– Да, майстер Гессе, – с готовностью кивнул
Ульмер. – Постараюсь справиться как можно скорее.
– Ну, что ж, благодарю заранее, – неспешно проговорил
Курт, разровняв на столе список причастных, уже изрядно помятый, и
придвинул его к собеседнику. – Также начать причинение пользы
ты можешь с того, что расскажешь мне об этих людях. А там
поглядим.
* * *
Домики Инзельштадта, теснящиеся вдоль улиц, были чем-то
неуловимо схожи между собою; каждый имел, как водится, некую
отличительную особенность – деревянного голубя на крыше, особо
изукрашенную фонарную решетку над дверью, флюгер в виде лодки – но
все они при этом были точно бы на одно лицо, будто близкие родичи.
Дома простых горожан не образовывали собою отдельного квартала в
отдалении от обиталищ знати, а стояли вперемешку, толпясь
небольшими группками неподалеку от высоких дорогих жилищ.
Дом Вилли Клотца, истца по делу, на котором спалился судья
Юниус, был в очередной такой компании своих собратьев крайним –
аккуратный одноэтажный домик с высоким чердаком, покатой крышей и
тяжелой, точно складская, дверью.
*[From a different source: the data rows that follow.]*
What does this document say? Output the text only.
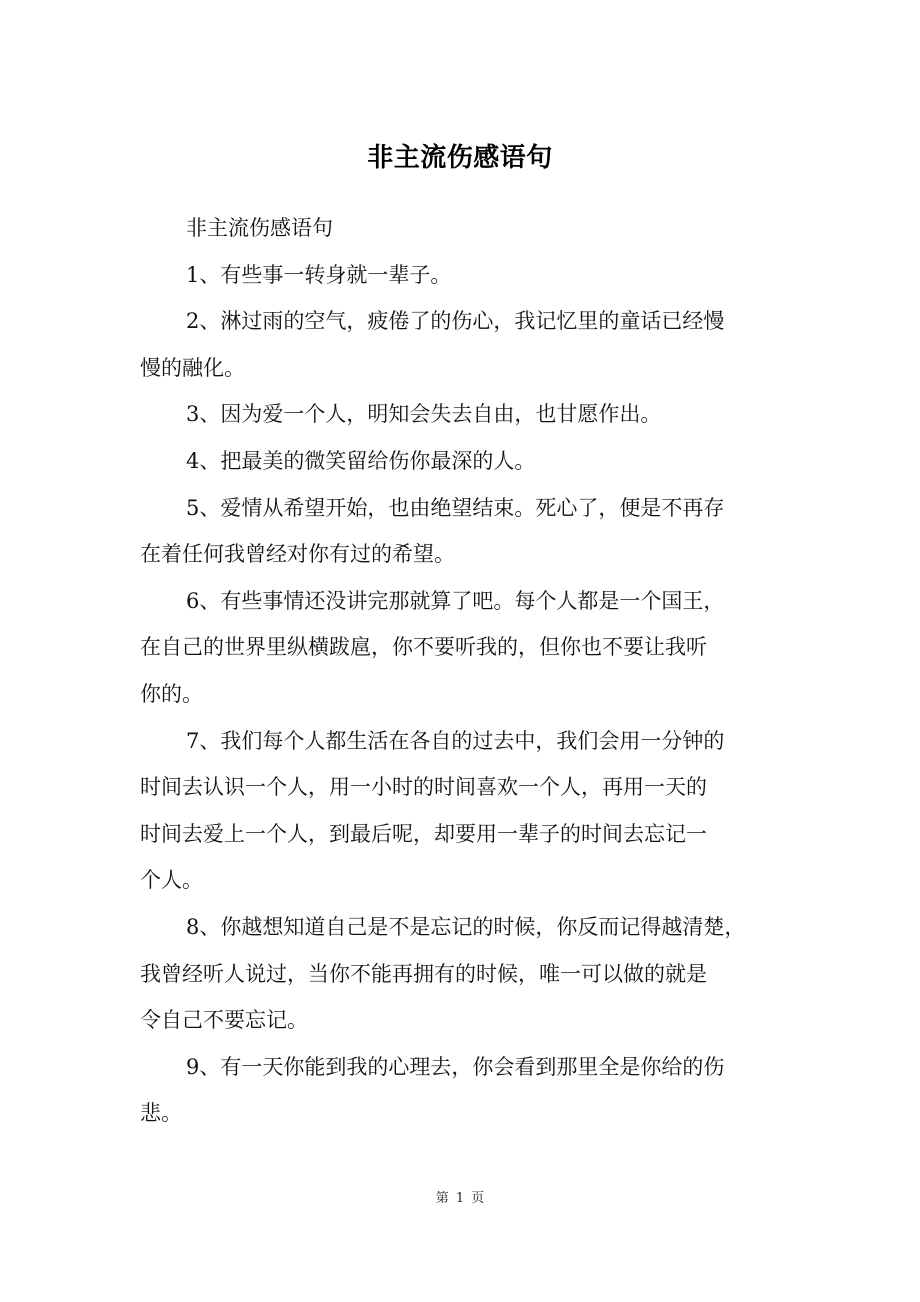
非主流伤感语句

非主流伤感语句

1、有些事一转身就一辈子。

2、淋过雨的空气，疲倦了的伤心，我记忆里的童话已经慢
慢的融化。

3、因为爱一个人，明知会失去自由，也甘愿作出。

4、把最美的微笑留给伤你最深的人。

5、爱情从希望开始，也由绝望结束。死心了，便是不再存
在着任何我曾经对你有过的希望。

6、有些事情还没讲完那就算了吧。每个人都是一个国王，
在自己的世界里纵横跋扈，你不要听我的，但你也不要让我听
你的。

7、我们每个人都生活在各自的过去中，我们会用一分钟的
时间去认识一个人，用一小时的时间喜欢一个人，再用一天的
时间去爱上一个人，到最后呢，却要用一辈子的时间去忘记一
个人。

8、你越想知道自己是不是忘记的时候，你反而记得越清楚，
我曾经听人说过，当你不能再拥有的时候，唯一可以做的就是
令自己不要忘记。

9、有一天你能到我的心理去，你会看到那里全是你给的伤
悲。

第 1 页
Владелец домика был человеческой
копией этой двери – такой же массивный и широкий, с громовым,
раскатистым голосом и суровым взглядом командира наемников под
густыми бровями, и даже его далеко не крошечных размеров супруга
смотрелась рядом с ним, точно детская кружка рядом с пивным
бочонком. Сам же майстер инквизитор взирал на Вилли Клотца снизу
вверх, чуть отступив назад, дабы не задирать голову. В беседе,
однако, хозяин дома был учтив и добродушен, даже чрезмерно, и
гостям пришлось потратить около минуты на то, чтобы отказаться
сперва от участия в семейном обеде, а после – от посиделок за
раухбиром[20] местного производства, вполне ожидаемо лучшего в
Империи.
– Мне и сказать-то нечего, – откровенно смущаясь,
пояснил Клотц, едва уместившийся на табурете, явно смастеренном
лично – под собственную внушительную комплекцию. – Я уж все
рассказывал – не упомню, сколько раз. И вот майстеру Ульмеру, и
обер-инквизитору, и в магистрат меня вызывали…
– Я читал протоколы, – кивнул Курт, – и говорил с
обер-инквизитором; однако пересказ с чужих слов, а тем паче запись
этих слов, по опыту знаю, всегда хоть в чем-то, да против истины
погрешат, вольно или невольно. Секретарь поленился или не успел в
спешке написать неважное, по его мнению, словечко (суть-то
передана) – и внезапно весь смысл меняется… Расскажите суть
дела еще раз, Вилли. С чего все началось, как продолжилось… ну, а
чем закончилось – я, в общем, уже понял.